Ayam Masak Merah – Chicken in Spicy Tomato Gravy (serves 3-4) from adapted slightly from Wendyinkk
6 large drumsticks
1 tsp salt
1 tsp turmeric powder
Dash of pepper
5 cloves of garlic
1 cm ginger
2 red chilli
2 inches cinnamon
3 cloves (bunga cengkih)
3 cardamom pods (buah pelaga)
1 red onion sliced
1. Marinate chicken with salt, turmeric and pepper for at least 30 minutes.
2. Blend shallots, ginger, garlic and chilli into a fine paste
3. Heat wok and put in ½ cup of oil. Pan fry chicken pieces until the skin turns golden. The chicken may not be cooked through and still oozing blood near the joint but that is ok. Dish up and set aside.
4. Pour away most of the oil, leaving behind about 2-3 tbsp in the heated wok.
5. Saute cinnamon, cardamon and cloves slightly until fragrant, add sliced red onions and saute until translucent and soft, finally add the blended ingredients on medium heat until it looks glossy.
6. Add the rest of the ingredients into the wok, together with the partially cooked drumsticks. Cook until the gravy reduces to preferred amount. Check that the drumsticks are thoroughly cooked.
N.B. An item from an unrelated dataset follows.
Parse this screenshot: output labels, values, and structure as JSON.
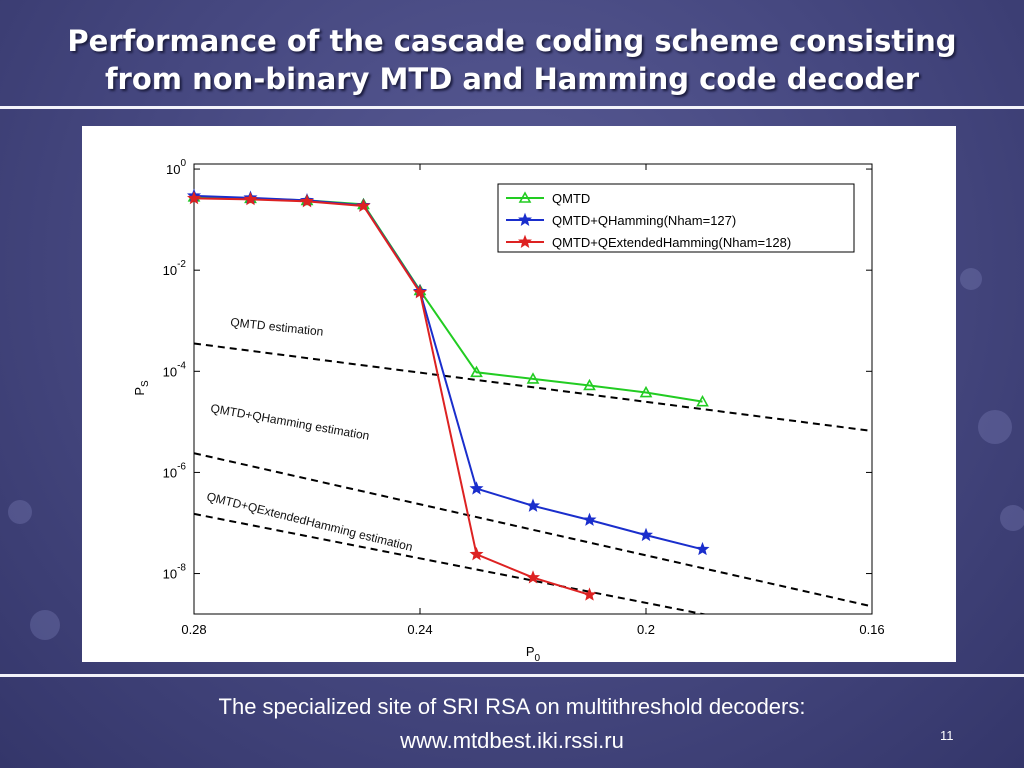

Adjust the taste again with more salt and sugar if necessary.
7. Serve with rice.
I had adjusted the original recipe slightly by increasing the rempah proportions. But I left the red chilli alone and it turned out that the dish doesn’t have the “kick” which I was anticipating. I tried to add two red chillies into the gravy towards the second part of the cooking. That did help to bring the heat up by a small notch, but the next time I cook this dish, I’ll probably double the dose of chilli into the rempah directly! That would also help to make the dish more “merah” as it should be!
The sauteeing order of some ingredients was also changed. I added the dry whole spices to the oil first, followed by the sliced onion to perk up the aromatics and it did just that! So I think this probably works better for me.
On the whole, I liked the dish, though I must admit that a tad more spicy would probably provide more oomph. Pleasantly surprised to how the load of tomato ketchup eventually worked out. Not too bad at all, adding a prominent hint of tang to the dish making it all the more enjoyable on the whole.